Similarly with fish, we tend to turn out of habit to the prime pieces – loins of cod, fillets of salmon, whole sea bass – when less fashionable and cheaper fish, such as sardines or mackerel, have a superb flavour and can be dressed up to become just as exciting. Try my Spaghetti with Chilli, Sardines and Oregano (
see here
) if you don’t believe me. Cooking with more vegetables, rice and pulses is probably the best way to save money, though. They are fantastic for bulking out a dish if you want to make your meat or fish go further – in risotto, for example, or a prawn jambalaya – but they can just as easily be the star of the show in their own right. The trick is to give them a bit of attitude, to perk them up with spices and build up layers of flavour.

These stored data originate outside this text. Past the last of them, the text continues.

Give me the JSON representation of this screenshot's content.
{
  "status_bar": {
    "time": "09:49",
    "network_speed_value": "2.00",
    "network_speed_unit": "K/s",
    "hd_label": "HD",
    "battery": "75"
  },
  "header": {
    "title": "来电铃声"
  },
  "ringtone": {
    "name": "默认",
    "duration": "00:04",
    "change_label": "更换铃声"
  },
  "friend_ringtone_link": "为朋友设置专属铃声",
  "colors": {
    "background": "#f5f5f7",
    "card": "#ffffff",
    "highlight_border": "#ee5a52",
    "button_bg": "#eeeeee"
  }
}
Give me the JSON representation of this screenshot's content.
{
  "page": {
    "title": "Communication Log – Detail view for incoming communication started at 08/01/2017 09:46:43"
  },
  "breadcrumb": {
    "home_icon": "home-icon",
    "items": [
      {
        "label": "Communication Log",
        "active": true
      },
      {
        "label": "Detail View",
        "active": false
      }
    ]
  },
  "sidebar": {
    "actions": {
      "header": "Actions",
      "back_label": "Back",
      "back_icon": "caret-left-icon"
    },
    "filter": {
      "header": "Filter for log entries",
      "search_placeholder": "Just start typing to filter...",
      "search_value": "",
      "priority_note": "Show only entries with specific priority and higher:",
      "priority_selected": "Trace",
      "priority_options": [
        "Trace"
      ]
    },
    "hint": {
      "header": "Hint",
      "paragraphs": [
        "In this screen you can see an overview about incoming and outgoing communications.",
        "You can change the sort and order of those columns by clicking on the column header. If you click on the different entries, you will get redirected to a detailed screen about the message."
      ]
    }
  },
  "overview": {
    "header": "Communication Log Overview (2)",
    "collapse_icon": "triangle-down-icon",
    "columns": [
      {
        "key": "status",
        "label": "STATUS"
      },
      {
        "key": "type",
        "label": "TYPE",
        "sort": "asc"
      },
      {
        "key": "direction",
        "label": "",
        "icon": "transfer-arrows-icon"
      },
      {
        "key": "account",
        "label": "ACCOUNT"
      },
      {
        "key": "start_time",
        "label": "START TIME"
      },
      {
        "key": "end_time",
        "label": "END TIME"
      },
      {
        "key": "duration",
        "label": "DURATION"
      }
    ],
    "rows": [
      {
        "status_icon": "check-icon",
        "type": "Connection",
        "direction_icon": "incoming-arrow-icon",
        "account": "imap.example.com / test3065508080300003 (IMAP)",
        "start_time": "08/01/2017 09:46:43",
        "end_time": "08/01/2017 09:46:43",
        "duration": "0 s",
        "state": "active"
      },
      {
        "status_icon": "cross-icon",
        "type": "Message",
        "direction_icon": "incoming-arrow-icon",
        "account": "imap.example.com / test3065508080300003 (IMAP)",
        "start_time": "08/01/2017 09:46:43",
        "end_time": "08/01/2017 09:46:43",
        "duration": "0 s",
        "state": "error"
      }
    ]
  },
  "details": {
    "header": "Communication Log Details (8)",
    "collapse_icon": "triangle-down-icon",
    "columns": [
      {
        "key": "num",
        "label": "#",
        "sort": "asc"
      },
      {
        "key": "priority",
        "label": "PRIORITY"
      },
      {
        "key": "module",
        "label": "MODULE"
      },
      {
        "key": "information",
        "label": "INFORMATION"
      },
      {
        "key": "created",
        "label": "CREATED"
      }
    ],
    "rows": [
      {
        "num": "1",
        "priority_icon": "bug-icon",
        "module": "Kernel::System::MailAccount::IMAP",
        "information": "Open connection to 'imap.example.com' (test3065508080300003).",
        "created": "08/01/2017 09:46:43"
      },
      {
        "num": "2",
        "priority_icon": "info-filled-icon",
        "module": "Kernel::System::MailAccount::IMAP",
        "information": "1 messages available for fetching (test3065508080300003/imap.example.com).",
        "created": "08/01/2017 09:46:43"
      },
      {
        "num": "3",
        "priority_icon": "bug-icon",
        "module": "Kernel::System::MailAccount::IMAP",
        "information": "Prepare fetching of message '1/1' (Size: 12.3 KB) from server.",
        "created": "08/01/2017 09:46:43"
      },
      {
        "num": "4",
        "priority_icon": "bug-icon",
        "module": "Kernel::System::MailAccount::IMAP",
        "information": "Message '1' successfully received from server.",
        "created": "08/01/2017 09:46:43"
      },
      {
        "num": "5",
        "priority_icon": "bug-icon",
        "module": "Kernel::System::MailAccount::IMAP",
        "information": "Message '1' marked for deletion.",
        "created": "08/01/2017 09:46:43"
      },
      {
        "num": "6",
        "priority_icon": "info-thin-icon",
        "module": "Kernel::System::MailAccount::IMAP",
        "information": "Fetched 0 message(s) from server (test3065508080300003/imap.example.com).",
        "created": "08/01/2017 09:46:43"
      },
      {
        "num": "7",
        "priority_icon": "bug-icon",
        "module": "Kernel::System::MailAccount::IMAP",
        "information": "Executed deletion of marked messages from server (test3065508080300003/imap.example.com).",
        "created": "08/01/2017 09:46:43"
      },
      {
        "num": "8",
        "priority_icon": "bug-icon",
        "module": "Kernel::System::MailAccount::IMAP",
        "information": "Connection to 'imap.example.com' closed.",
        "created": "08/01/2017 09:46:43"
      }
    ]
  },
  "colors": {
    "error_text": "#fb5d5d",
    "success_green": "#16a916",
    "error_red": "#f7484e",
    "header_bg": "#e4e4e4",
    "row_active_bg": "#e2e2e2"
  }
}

Vegetables are always cheaper than meat, even more so if you shop seasonally. We talk endlessly about the provenance of food, where it is sourced, how far it’s travelled, carbon footprint this, food miles that, and the debate will rumble on for years. But the best argument for buying in season is that it’s how to get produce at its best and its cheapest. Asparagus flown in from Peru in November? No thanks. I’ll wait for the British asparagus to arrive in April, when it will be much fuller of flavour and half the price. Apples shipped in from New Zealand? Well, yes, but I won’t cook with them with such abandon as I will when the English crop is coming in and the shops and markets are full of them.

Always make the most of these seasonal gluts. Visit pick-your-own farms for gooseberries in June or blackberries in September, freezing what you don’t use immediately, and you’ll never have to reach for another over-priced punnet of summer fruits again. Thinking ahead is always essential. It’s not just about planning what you will eat in two or three days’ time (important though that is to ensure you don’t waste food) but what you might eat in the months ahead.

I’ve been inspired to cook with more vegetables and pulses from my travels around the world. To see the way the Indians can make a whole meal out of lentils, the Mexicans their black beans, and the Thais a stir-fry of rice noodles shows how much they have to teach us. Developing countries like these have had to invent healthy, nourishing and cheap meals out of necessity, and now it’s a lesson we’ll do well to learn in the West.

With all of these dishes – with cooking in general but even more so here – the key is to make your ingredients work for you. If you are using fewer ingredients, or less of them, you must get the maximum flavour out of what you do have. You need to lock every last inch of flavour into the pan. Never rush an onion, for example. Let it sweat slowly and gently in butter or oil and you will be rewarded with a sweetness you could never imagine. Crumble a sausage out of its skin and you will be harnessing far more of its flavour. You’ll be able to spread it around the pan and it will lend more of its herbs and spices to the other ingredients in there. Finally, remember what every shrewd housewife has always known: embrace your leftovers and throw nothing away. Stale bread makes a great bread and butter pudding, but also turn it into breadcrumbs so you can make the meat in a burger stretch further. Leftover mash or baked potatoes aren’t just for bubble and squeak: bound with ricotta in Home-made Gnocchi (
see here
) they make a fantastic alternative to pasta. If you can get into the habit of incorporating your leftovers into the next day’s meal, you’ll not only eat better, but you’ll save a fortune too.